Literacy Programmes in the General Adult Population
There were a number of strategies used to address the problem of adult illiteracy, namely:
Expansion of the general adult education programme (16 years and over) – The number of Adult Education Centres has been increased to 46, with an enrolment of 9,961 participants, 40 supervisors, and over 300 tutors accredited by the Ministry of Education. The literacy programme offered here is geared towards remedial education for primary school leavers and adults seeking to sit the CXC and the General Certificate of Education (GCE) examinations.
Development of plans for the provision of more access to formal schooling, through the building and replacing of schools--a preventive mechanism. This is based on the results of the 1995 study (St.. Bernard & Salim) which showed that one of the factors that could reduce illiteracy was more exposure to formal schooling.
Using diagnostic testing from an early stage of an individual’s life This will allow school administrators to decide whether individuals need remedial assistance from the early stages of their lives, thus reducing adult illiteracy--another preventive mechanism.
Using private organisations such as the Adult Literacy Tutors’ Association (ALTA) and Moms for Literacy, which offer adult literacy classes and assist in the training of tutors for adult literacy programmes. ALTA has 50-60 centres, with enrolments ranging from 500 to 1,000 students, the majority of whom are females.
This shows that a lot of emphasis is being placed on adult literacy in Trinidad and Tobago, involving both preventive and corrective measures. it reflects a balanced approach to literacy training for adults in Trinidad and Tobago.

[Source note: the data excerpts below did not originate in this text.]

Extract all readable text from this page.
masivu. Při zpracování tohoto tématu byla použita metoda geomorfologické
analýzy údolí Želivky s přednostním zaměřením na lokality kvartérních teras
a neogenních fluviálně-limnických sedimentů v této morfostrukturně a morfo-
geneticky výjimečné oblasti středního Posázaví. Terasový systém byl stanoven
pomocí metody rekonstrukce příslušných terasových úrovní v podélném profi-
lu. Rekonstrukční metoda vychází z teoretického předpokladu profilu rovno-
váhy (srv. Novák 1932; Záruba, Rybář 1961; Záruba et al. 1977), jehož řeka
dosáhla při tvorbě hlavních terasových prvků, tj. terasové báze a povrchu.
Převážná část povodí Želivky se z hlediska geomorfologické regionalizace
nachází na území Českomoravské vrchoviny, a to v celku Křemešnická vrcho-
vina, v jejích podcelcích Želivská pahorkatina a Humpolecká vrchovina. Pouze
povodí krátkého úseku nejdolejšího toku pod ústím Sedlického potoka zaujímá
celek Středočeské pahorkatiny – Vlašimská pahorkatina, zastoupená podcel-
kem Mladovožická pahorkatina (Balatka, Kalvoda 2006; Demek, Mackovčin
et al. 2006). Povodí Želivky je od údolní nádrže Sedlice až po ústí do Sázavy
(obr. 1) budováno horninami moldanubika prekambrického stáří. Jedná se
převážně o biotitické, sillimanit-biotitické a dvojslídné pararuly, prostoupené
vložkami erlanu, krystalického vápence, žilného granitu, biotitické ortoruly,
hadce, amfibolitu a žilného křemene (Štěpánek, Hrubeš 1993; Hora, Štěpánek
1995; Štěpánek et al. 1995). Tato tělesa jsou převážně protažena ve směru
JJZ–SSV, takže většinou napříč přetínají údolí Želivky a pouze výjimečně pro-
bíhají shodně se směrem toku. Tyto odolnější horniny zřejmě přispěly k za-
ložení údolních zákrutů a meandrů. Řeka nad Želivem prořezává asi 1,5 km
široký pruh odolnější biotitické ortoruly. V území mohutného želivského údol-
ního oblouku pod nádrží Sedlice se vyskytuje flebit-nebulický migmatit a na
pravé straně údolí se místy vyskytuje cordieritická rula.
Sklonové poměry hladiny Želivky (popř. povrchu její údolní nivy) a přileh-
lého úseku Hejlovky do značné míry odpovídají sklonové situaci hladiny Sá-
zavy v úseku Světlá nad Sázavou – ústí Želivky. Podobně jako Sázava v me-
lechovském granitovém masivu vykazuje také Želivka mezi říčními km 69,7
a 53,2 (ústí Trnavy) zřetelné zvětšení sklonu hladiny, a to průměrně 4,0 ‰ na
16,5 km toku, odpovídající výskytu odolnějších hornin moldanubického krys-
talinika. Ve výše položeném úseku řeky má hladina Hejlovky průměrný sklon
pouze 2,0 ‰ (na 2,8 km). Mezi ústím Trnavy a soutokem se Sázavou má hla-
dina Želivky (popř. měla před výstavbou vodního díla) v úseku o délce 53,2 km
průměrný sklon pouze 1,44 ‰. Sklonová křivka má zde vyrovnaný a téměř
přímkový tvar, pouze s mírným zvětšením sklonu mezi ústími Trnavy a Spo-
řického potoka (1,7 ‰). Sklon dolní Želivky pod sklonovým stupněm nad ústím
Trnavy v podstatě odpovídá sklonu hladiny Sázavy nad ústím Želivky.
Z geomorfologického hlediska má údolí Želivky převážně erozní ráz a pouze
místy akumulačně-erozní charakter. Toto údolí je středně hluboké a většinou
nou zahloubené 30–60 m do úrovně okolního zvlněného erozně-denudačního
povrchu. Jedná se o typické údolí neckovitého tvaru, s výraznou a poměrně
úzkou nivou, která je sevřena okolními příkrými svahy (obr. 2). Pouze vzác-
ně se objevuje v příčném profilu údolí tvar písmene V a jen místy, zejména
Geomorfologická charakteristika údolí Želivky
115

Literacy Programmes in the Prison Population
There are three in-house education programmes available within the prison system of Trinidad and Tobago:
The basic literacy programme, which is aimed at teaching illiterate inmates the basic skills of reading, writing, and spelling.
The school leaving programme, in which subjects such as Mathematics, Composition, and English Language are taught at this level (50% of the inmates who have been involved in this programme have attained full passes).
The CXC-level programme, which is tutored by prison personnel as well as retired teachers.
This shows that there is an organised programme of literacy training in the prison system of Trinidad and Tobago. There is a detailed step-by-step programme providing educational opportunity for inmates, regardless of their educational level. The quantitative and qualitative aspects of the EFA guidelines are, therefore, being followed in the prisons of Trinidad and Tobago, and is a reflection of what is occurring in the general population.